2. Alertmanager 라우팅 분리
Critical은 group_wait: 10s로 빠르게 보내고, Warning은 group_wait: 2m으로 모아서 보내요.
3. 억제 규칙(Inhibit Rules)
ApplicationDown(Critical)이 발생하면 같은 인스턴스의 HighCPU, HighMemory, HighResponseTime(Warning)을 자동 억제해요.
적용 전: ApplicationDown + HighCPU + HighMemory + HighResponseTime = 4건 적용 후: ApplicationDown 1건만
실제 알림 규칙 전체 (28개)
애플리케이션 (4개): ApplicationDown(for: 1m, critical), HighResponseTime(for: 5m, warning), HighErrorRate(for: 3m, critical), HighJVMMemoryUsage(for: 5m, warning)

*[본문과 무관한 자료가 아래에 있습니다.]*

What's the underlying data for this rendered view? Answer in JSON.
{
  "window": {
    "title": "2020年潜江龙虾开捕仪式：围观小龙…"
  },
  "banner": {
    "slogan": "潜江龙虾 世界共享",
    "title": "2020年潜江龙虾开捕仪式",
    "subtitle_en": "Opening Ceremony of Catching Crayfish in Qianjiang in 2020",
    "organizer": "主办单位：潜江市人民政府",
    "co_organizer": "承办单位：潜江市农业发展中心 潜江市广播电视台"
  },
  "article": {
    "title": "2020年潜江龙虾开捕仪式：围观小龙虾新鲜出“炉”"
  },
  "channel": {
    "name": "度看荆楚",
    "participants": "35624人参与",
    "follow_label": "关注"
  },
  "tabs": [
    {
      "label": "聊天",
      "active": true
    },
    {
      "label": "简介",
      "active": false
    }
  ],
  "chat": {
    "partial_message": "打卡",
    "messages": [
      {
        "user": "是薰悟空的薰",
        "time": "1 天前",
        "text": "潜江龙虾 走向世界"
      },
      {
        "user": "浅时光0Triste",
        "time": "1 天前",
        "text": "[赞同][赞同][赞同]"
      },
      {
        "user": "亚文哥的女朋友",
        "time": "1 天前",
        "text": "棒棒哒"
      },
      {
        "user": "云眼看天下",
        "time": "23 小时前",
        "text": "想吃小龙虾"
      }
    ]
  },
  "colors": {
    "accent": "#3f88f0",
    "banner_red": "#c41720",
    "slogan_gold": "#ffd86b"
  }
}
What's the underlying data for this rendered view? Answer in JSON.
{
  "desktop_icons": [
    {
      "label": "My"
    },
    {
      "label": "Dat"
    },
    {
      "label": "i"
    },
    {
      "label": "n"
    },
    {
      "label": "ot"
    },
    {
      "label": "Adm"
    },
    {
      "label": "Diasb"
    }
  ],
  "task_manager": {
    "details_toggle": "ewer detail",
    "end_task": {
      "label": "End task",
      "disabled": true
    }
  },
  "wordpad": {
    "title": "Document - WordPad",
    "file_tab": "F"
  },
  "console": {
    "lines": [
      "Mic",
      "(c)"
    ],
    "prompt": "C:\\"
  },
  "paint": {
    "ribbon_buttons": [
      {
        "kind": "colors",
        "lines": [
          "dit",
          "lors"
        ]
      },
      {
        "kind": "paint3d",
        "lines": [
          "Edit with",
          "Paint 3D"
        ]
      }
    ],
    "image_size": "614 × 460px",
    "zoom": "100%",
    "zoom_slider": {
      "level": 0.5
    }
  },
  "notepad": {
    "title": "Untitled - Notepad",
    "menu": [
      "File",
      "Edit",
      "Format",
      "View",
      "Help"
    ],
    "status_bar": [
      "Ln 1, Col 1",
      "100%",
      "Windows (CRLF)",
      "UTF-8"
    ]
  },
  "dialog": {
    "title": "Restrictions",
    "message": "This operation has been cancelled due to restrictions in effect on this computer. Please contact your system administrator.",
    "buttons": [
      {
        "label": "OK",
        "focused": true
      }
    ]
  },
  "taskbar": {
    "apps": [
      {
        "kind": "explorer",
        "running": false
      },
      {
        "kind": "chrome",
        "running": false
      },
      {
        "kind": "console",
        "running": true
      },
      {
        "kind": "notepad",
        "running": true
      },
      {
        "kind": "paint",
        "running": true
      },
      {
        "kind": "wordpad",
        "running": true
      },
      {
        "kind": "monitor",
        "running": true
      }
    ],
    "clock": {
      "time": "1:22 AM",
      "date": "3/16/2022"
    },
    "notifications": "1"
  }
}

인프라 (3개): HighCPUUsage(for: 5m, warning), HighMemoryUsage(for: 5m, warning), HighDiskUsage(for: 5m, warning)
데이터베이스 (4개): MySQLDown/RedisDown(for: 1m, critical), MySQLHighConnections(for: 5m, warning), RedisHighMemoryUsage(for: 5m, warning)
Kafka (2개): KafkaDown(for: 1m, critical), KafkaConsumerLag(for: 5m, warning)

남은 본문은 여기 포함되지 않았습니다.